Duplikator Disk – Professional dan Kontra dari Duplikasi Perangkat Keras dan Perangkat Lunak

0

Baik perangkat keras dan perangkat lunak dapat digunakan untuk menyalin dan mentransfer information. Keduanya juga memiliki kelebihan dan kekurangan sendiri. Kebutuhan untuk masing-masing tergantung pada kasus per kasus. Duplikator disk adalah perangkat perangkat keras yang digunakan untuk fungsi-fungsi tersebut. Duplikator disk terutama digunakan untuk pembuatan. Namun saat ini, sekolah, organisasi dan bisnis juga membutuhkan banyak komputer. Akan mengejutkan jika beberapa organisasi ada tanpa menggunakan komputer dan teknologi.

Komputer perlu diperbarui dan ditingkatkan pada waktu-waktu tertentu. Teknologi ini progresif dan berkembang pesat. Jadi kebutuhan untuk mengarsipkan information lama dari arduous drive dan memperbaruinya dengan sesuatu yang baru adalah proses yang umum.

Perangkat keras

Perangkat perangkat keras, seperti duplikator disk, dapat digunakan sendiri. Tidak seperti perangkat lunak, itu tidak perlu diinstal pada komputer. Duplikator disk cukup mudah digunakan. Cukup sambungkan perangkat ke sana dan tekan beberapa tombol. Kemudian akan mulai menghapus, menyalin disk, atau mentransfer ke disk lain.

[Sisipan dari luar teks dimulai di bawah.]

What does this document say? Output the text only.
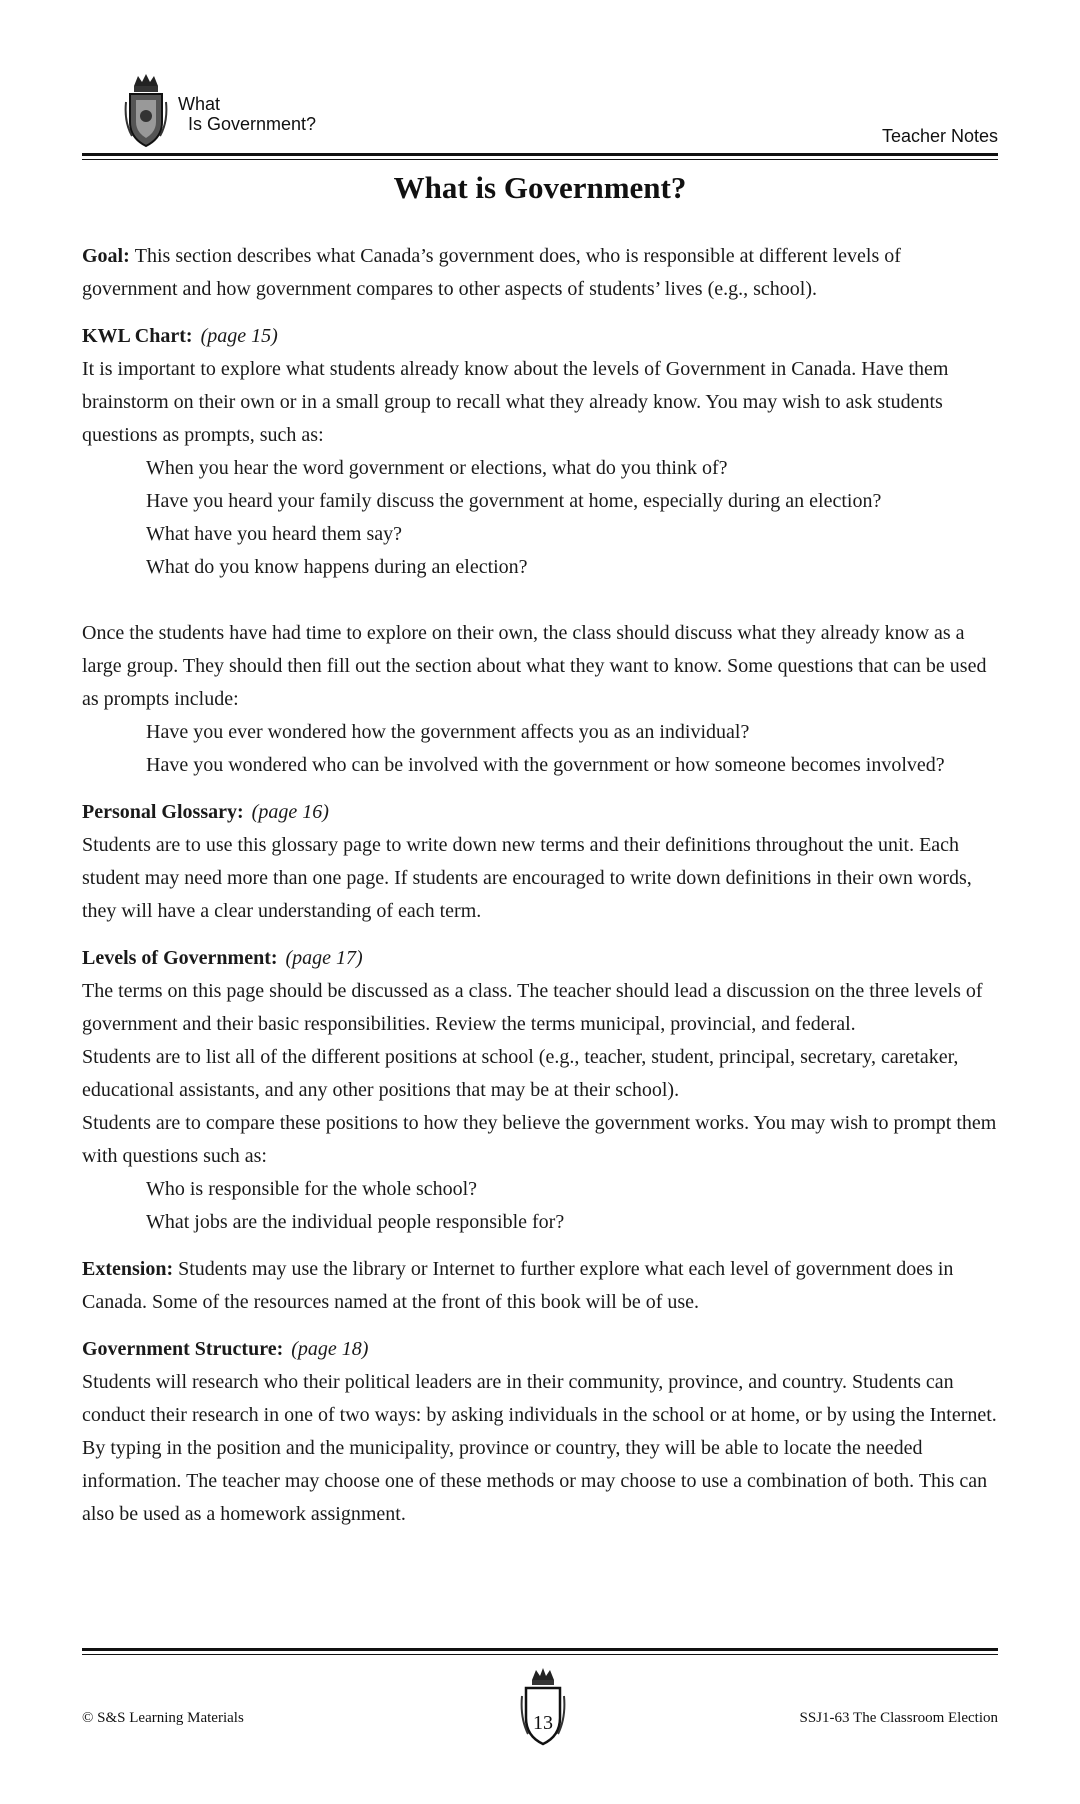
What
Is Government?
Teacher Notes
What is Government?

Goal: This section describes what Canada’s government does, who is responsible at different levels of government and how government compares to other aspects of students’ lives (e.g., school).

KWL Chart: (page 15)

It is important to explore what students already know about the levels of Government in Canada. Have them brainstorm on their own or in a small group to recall what they already know. You may wish to ask students questions as prompts, such as:

When you hear the word government or elections, what do you think of?

Have you heard your family discuss the government at home, especially during an election?

What have you heard them say?

What do you know happens during an election?

Once the students have had time to explore on their own, the class should discuss what they already know as a large group. They should then fill out the section about what they want to know. Some questions that can be used as prompts include:

Have you ever wondered how the government affects you as an individual?

Have you wondered who can be involved with the government or how someone becomes involved?

Personal Glossary: (page 16)

Students are to use this glossary page to write down new terms and their definitions throughout the unit. Each student may need more than one page. If students are encouraged to write down definitions in their own words, they will have a clear understanding of each term.

Levels of Government: (page 17)

The terms on this page should be discussed as a class. The teacher should lead a discussion on the three levels of government and their basic responsibilities. Review the terms municipal, provincial, and federal.

Students are to list all of the different positions at school (e.g., teacher, student, principal, secretary, caretaker, educational assistants, and any other positions that may be at their school).

Students are to compare these positions to how they believe the government works. You may wish to prompt them with questions such as:

Who is responsible for the whole school?

What jobs are the individual people responsible for?

Extension: Students may use the library or Internet to further explore what each level of government does in Canada. Some of the resources named at the front of this book will be of use.

Government Structure: (page 18)

Students will research who their political leaders are in their community, province, and country. Students can conduct their research in one of two ways: by asking individuals in the school or at home, or by using the Internet. By typing in the position and the municipality, province or country, they will be able to locate the needed information. The teacher may choose one of these methods or may choose to use a combination of both. This can also be used as a homework assignment.

© S&S Learning Materials	13	SSJ1-63 The Classroom Election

Kecepatannya dapat berkisar dari 2 GB / menit (gigabita per menit) hingga 18 GB / menit. Beberapa mannequin duplikator disk dapat menyalin sistem operasi Home windows hanya dalam 2 menit. Kecepatan ini konstan bahkan jika memproses beberapa perangkat secara bersamaan. Ini sangat ultimate untuk digunakan dalam duplikasi massal dan penyebaran sistem.

Adapun kontra, harga untuk duplikator disk bisa agak tinggi. Dari kurang dari US $ 50 hingga beberapa ribu. Menurut spesifikasi dan kapasitas. Kapasitas dalam hal jumlah disk yang dapat diproses pada satu waktu. Kerugian lain yang mungkin adalah bahwa ia harus terhubung secara fisik ke media yang sedang diproses.

Perangkat lunak

Perangkat lunak memiliki kemampuan yang sama dengan perangkat keras. Menggunakan jaringan, beberapa juga dapat melakukan proses duplikasi massal. Namun, ia membutuhkan lebih banyak pengetahuan teknis. Mengetahui tentang jaringan dan komputer menjadi syarat dalam penggunaan program untuk menyalin dan mentransfer information.

Harganya lebih sedikit untuk duplikasi disk tunggal. Solusi perangkat lunak harganya kurang dari US $ 50. Menggunakan perangkat lunak free of charge tidak akan dikenakan biaya. Jika harus mengelola beberapa unit komputer secara bersamaan, lisensi perangkat lunak bisa lebih mahal.

Ketika datang ke kecepatan, itu tidak bisa secepat duplikator disk. Bekerja melalui jaringan membatasi kecepatan.

Jadi perangkat keras atau lunak?

Kembali ke pertanyaan utama, biasanya masalah pilihan dan preferensi. Belum lagi situasinya. Seberapa sering ada penyebaran sistem yang masif? Atau seberapa sering information harus diarsipkan?

Ini sangat tergantung pada seberapa sering mereka harus digunakan dan jumlah unit yang terlibat. Untuk sejumlah kecil komputer, perangkat lunak lebih ekonomis. Jika melibatkan beberapa, materi lebih ultimate. Jika kecepatan adalah masalah besar, maka perangkat keras harus menjadi pilihan. Mereka masing-masing memiliki kelebihan dan kekurangan masing-masing. Yang paling cocok untuk organisasi tertentu akan tergantung pada faktor-faktor yang dibahas. Jelas, anggarannya.